Алекс некоторое время молчал, как бы обдумывая мои слова, затем достал из внутреннего кармана куртки мятую пачку "Медного всадника" и закурил.
- Баба Нюра никуда не пропадала, - наконец сказал он. - Запила старушка. Тридцать лет в завязке, а вот поди ж ты - сорвалась. Монахи действительно стерегут Ладожское озеро, да видать, не уберегли - раз мы к ним на разборки едем. А ты, кадет, попал во временную петлю. Или, как здесь принято говорить, к Лиху Одноглазому на погост.
Я хлопал глазами, ничего не понимая.
- Как по твоему, сколько дней мы уже в Ненарадовке? - спросил шеф.
Я подсчитал.
- Сегодня третий. Нет, четвёртый. Нет, всё-таки третий...
- Мы приехали вчера, - веско бросил Алекс. - Сегодня утром сельчане организовали народные гулянья в честь нашего приезда, ну а дальше... Дальше ты в курсе.
- Но у меня есть доказательства, - я полез в задний карман и вытянул заскорузлую красную ленточку, обсыпанную сухой, как луковая шелуха, рыбьей чешуёй. - Вот! - сунув своё добро под нос шефу, я повернулся спиной и заголил шрам. - А это что? Гришка тяпнул?

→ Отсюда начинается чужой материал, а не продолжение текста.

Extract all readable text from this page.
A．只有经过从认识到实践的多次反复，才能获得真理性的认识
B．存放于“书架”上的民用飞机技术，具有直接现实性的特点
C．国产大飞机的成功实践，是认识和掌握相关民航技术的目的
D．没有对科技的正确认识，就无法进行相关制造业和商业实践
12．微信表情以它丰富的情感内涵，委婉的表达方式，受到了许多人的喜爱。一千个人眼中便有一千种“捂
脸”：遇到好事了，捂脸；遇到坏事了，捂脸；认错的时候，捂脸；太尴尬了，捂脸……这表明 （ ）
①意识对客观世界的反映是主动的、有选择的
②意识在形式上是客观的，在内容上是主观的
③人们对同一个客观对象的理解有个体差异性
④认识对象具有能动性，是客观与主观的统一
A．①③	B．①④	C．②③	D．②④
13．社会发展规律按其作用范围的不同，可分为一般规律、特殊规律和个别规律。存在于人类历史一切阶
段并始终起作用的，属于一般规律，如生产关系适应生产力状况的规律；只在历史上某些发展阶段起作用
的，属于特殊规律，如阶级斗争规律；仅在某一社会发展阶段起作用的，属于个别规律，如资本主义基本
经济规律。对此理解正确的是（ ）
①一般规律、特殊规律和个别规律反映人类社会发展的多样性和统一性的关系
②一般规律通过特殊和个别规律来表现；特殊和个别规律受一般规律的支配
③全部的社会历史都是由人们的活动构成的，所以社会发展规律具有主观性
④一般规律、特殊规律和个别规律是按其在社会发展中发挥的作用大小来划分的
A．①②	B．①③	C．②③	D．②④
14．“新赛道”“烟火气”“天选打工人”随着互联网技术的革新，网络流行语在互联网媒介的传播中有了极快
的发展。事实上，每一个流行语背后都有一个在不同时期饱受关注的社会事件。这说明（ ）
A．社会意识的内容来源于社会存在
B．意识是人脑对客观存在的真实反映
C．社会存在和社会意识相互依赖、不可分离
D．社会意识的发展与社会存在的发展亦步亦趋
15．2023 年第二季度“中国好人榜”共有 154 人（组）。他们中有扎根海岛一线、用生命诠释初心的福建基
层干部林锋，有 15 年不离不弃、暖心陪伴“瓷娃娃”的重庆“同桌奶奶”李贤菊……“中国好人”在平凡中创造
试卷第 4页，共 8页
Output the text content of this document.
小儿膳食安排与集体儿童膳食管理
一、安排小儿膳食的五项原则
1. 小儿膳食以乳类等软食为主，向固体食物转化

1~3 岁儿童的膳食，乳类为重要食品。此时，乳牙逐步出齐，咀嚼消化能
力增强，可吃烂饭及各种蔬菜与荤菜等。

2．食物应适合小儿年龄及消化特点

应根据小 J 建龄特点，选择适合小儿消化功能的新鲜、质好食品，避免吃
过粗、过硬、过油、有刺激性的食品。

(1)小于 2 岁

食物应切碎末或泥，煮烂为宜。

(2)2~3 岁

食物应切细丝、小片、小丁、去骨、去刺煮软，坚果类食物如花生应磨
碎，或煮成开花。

- Я же не говорю, что ничего этого не было, - примирительно буркнул Алекс. - Просто было оно только для тебя...
- Я с василиском дрался, - я уставился на светлую и упругую кильватерную струю.
- Убил? - светски полюбопытствовал шеф.
- Нет.
- Хорошо. Тогда у нас есть шанс...
- На что?
Но Алекс не ответил: из воды выросла тёмная лесистая громада Валаамова острова. Он был довольно большим, холмистым и походил на лохматую меховую шапку. Из куп деревьев тут и там поднимались золотые маковки храмов.
- Скит отсюда не видно, - пояснил шеф, направляя катер вдоль береговой линии.
Я стал разглядывать проплывающие мимо места. Высокие обрывы, с взбегающими на крутояр тропинками, или даже серыми от времени, деревянными лестничками.
Алекс вёл катер на малых оборотах, двигатель урчал почти не слышно.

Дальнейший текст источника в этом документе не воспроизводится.